OUSD’s Budget: What Families Need to Know

Oakland Students joined FIA’s march to demand more to OUSD’s board in Spring 2025.

For more than two decades, Oakland Unified School District’s finances were monitored by state and county overseers after a financial collapse in 2003 led to a $100 million state bailout. Now, as OUSD has finally exited state receivership, families face a critical question: Is the district ready to stand on its own financially?

The answer, according to recent budget reports and county officials, is that the district is still teetering on the edge of a financial crisis. While OUSD has made progress in cleaning up its financial systems and will soon pay off its massive state debt, Alameda County Superintendent Alysse Castro warns that deep structural challenges remain. In an April letter to the board, Castro noted that despite improved fiscal controls, OUSD still grapples with “declining student enrollment, historical over investment in micro schools, and billions of dollars in deferred maintenance needs.”


Alameda County Superintendent of Schools, Alysse Castro addresses the OUSD school board. Credit: Florence Middleton (this image is from the Oaklandside)
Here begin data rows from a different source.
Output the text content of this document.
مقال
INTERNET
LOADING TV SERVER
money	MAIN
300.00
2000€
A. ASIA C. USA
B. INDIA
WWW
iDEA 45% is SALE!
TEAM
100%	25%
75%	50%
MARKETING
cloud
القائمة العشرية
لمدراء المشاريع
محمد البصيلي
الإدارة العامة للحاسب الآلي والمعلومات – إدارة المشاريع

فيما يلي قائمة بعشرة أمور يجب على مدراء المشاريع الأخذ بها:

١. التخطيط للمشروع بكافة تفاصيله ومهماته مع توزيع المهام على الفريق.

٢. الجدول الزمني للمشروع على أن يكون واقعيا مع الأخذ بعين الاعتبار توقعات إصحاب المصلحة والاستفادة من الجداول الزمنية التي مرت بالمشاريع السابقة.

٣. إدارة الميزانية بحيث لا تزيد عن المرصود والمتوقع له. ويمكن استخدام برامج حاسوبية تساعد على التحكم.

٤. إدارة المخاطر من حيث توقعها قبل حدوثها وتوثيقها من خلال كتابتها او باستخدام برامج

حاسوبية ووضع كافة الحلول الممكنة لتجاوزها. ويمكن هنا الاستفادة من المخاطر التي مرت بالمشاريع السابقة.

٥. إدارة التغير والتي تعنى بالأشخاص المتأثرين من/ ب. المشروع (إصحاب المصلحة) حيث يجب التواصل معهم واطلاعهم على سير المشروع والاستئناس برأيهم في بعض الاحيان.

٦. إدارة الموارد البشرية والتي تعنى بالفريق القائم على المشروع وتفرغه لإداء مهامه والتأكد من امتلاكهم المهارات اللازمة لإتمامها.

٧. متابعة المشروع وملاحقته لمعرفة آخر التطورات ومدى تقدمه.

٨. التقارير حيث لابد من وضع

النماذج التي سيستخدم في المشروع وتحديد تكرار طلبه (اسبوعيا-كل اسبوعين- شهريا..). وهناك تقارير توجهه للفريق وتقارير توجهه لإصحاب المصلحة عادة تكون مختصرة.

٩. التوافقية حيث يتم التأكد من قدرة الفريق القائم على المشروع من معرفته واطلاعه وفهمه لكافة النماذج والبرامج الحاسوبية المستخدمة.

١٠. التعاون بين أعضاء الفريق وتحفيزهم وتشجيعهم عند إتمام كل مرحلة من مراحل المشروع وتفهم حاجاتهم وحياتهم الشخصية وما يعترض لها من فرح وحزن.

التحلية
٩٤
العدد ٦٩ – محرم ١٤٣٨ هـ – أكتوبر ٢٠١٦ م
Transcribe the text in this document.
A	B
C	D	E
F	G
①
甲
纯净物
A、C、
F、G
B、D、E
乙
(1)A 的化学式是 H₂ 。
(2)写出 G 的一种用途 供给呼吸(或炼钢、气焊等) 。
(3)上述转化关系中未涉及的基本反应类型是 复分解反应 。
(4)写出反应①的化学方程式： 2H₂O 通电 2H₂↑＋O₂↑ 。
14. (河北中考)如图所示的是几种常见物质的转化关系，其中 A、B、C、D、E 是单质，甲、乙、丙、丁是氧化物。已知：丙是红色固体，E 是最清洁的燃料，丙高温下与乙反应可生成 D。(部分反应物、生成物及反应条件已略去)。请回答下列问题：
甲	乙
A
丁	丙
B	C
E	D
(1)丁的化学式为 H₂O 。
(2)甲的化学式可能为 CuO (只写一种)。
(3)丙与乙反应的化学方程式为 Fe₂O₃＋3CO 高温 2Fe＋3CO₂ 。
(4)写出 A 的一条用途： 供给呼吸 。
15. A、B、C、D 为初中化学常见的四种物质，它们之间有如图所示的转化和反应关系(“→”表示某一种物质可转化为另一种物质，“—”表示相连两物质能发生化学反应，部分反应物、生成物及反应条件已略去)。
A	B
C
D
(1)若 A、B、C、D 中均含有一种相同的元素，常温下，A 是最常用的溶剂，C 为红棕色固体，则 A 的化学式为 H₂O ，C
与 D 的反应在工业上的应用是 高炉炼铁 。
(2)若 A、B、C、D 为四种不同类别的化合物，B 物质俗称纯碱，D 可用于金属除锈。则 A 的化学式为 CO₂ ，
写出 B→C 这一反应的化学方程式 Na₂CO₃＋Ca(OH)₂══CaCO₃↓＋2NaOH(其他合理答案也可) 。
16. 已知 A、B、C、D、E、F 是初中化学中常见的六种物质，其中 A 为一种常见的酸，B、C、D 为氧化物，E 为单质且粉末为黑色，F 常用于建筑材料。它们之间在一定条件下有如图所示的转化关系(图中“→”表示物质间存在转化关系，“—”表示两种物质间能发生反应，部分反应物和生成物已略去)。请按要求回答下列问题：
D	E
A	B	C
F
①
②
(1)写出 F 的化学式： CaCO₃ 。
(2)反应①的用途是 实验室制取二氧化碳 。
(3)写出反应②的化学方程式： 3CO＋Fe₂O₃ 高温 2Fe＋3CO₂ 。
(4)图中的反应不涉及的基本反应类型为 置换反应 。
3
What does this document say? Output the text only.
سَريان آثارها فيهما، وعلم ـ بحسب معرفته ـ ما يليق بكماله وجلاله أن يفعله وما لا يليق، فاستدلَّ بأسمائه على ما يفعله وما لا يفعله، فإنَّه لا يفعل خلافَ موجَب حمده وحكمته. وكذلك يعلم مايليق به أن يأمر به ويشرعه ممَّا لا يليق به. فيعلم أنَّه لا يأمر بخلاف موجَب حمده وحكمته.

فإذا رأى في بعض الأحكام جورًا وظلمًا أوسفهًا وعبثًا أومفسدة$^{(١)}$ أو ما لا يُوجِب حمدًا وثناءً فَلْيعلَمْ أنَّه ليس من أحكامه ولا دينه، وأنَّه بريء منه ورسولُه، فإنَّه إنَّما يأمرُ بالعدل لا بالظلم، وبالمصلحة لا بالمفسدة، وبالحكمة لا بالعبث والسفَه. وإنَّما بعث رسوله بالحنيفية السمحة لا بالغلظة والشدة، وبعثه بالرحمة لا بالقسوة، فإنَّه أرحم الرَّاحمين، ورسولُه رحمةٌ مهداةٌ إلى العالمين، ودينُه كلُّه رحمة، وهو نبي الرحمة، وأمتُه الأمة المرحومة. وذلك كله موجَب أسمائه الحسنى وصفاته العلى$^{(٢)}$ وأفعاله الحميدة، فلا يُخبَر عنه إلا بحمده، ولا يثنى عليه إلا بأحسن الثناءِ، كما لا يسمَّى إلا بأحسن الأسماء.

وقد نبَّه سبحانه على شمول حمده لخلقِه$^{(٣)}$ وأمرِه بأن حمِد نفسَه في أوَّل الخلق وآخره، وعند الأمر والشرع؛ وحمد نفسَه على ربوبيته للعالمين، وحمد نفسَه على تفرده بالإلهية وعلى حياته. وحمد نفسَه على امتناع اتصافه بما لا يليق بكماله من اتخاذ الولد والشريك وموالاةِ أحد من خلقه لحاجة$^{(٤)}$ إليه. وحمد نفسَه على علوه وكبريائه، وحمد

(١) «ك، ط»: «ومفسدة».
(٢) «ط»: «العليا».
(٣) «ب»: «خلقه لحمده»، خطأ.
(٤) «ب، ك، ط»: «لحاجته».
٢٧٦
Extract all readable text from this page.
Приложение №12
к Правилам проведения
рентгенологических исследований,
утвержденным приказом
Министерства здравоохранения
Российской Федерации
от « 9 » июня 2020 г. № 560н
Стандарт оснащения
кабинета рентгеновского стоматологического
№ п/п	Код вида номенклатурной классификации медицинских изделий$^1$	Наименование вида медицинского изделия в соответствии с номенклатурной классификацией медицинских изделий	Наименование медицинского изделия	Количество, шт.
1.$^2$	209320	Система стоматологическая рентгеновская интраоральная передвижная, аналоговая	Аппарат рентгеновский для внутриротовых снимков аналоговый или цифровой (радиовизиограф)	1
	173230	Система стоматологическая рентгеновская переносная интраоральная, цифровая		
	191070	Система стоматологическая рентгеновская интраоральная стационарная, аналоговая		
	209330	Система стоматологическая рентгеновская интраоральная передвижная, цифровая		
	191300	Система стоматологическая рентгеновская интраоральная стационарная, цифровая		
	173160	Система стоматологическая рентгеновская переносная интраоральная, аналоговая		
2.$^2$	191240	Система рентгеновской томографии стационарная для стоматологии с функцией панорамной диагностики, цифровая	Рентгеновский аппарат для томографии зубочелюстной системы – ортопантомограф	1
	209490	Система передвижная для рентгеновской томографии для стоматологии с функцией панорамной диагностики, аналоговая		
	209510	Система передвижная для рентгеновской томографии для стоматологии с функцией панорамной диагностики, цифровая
Castro also noted in the letter that there are “huge disparities between OUSD’s very high per pupil revenue and the district’s very low pupil performance.” This sends alarm bells ringing for families regarding how the district is allocating resources. The district’s spending priorities are clearly not aligned with supporting better educational outcomes for students. When the school board approved the 2025-26 budget in late June, it did so with what Chief Business Officer Lisa Grant-Dawson called “no margin for error.” The $329,000 cushion above the required reserves means any unexpected expense, such as rising special education costs or emergency repairs to a school campus, could force immediate cuts. The county’s review of OUSD’s second interim budget paints a grim long-term picture. Without significant changes, the district faces a $78 million deficit by 2026-2027. In the letter, Castro’s office emphasized that because the district “may or may not” meet obligations language in their qualified certification means outcomes for OUSD range “from a positive certification to bankruptcy.” Castro noted that OUSD has many under-enrolled schools, and maintaining these campuses drains resources. OUSD has 77 school sites, despite an efficiency analysis suggesting it should only have 46. But past attempts to consolidate schools have been met by fierce resistance. The school board abandoned the most recent proposal to merge 10 campuses. Year after year, OUSD has relied on temporary fixes to balance budgets, such as COVID relief funds. Grant-Dawson warned this approach is unsustainable: “We know where the answer is,” she shared with the board. “We’re going to have to reduce programs and we’re going to have to reduce staffing.” The board’s decision in the spring to part ways with Superintendent Kyla Johnson-Trammell eight months after extending her contract, which was followed by approving a $357,000 deal for Interim Superintendent Dr. Denise Saddler.

FIA, NAACP, and Latino Education Network Partnering for Oakland Students.

This has raised questions about fiscal priorities, and FIA Family and Youth Leaders, the Oakland NAACP, the Latino Action Network, and other community groups have demanded more transparency in these decisions, and outlined key demands:

  1. A balanced budget that prioritizes student needs
  2. More community voice in leadership decisions
  3. A real commitment to student outcomes

As OUSD transitions to full local control, Castro’s office has been clear: The safety net is gone. “Nobody’s coming to say a word,” Grant-Dawson told the board. “They’ll just be watching.” The end of receivership should be a celebration of Oakland’s resilience. But as Castro’s office cautioned, paying off the debt is like “paying off your car loan… but the car is in the same condition.”

Click our video to see how we organized and demanded for a better Oakland!

Whether OUSD’s independence from state receivership leads to financial stability or another crisis depends on choices being made right now. It won’t matter if the school board keeps applying budget band-aids instead of real fixes and if its spending continues to not prioritize educational outcomes for Oakland’s students. Families and students have the most at stake and deserve both a seat at the table, meaningful participation in budget decisions and full transparency about the challenges ahead.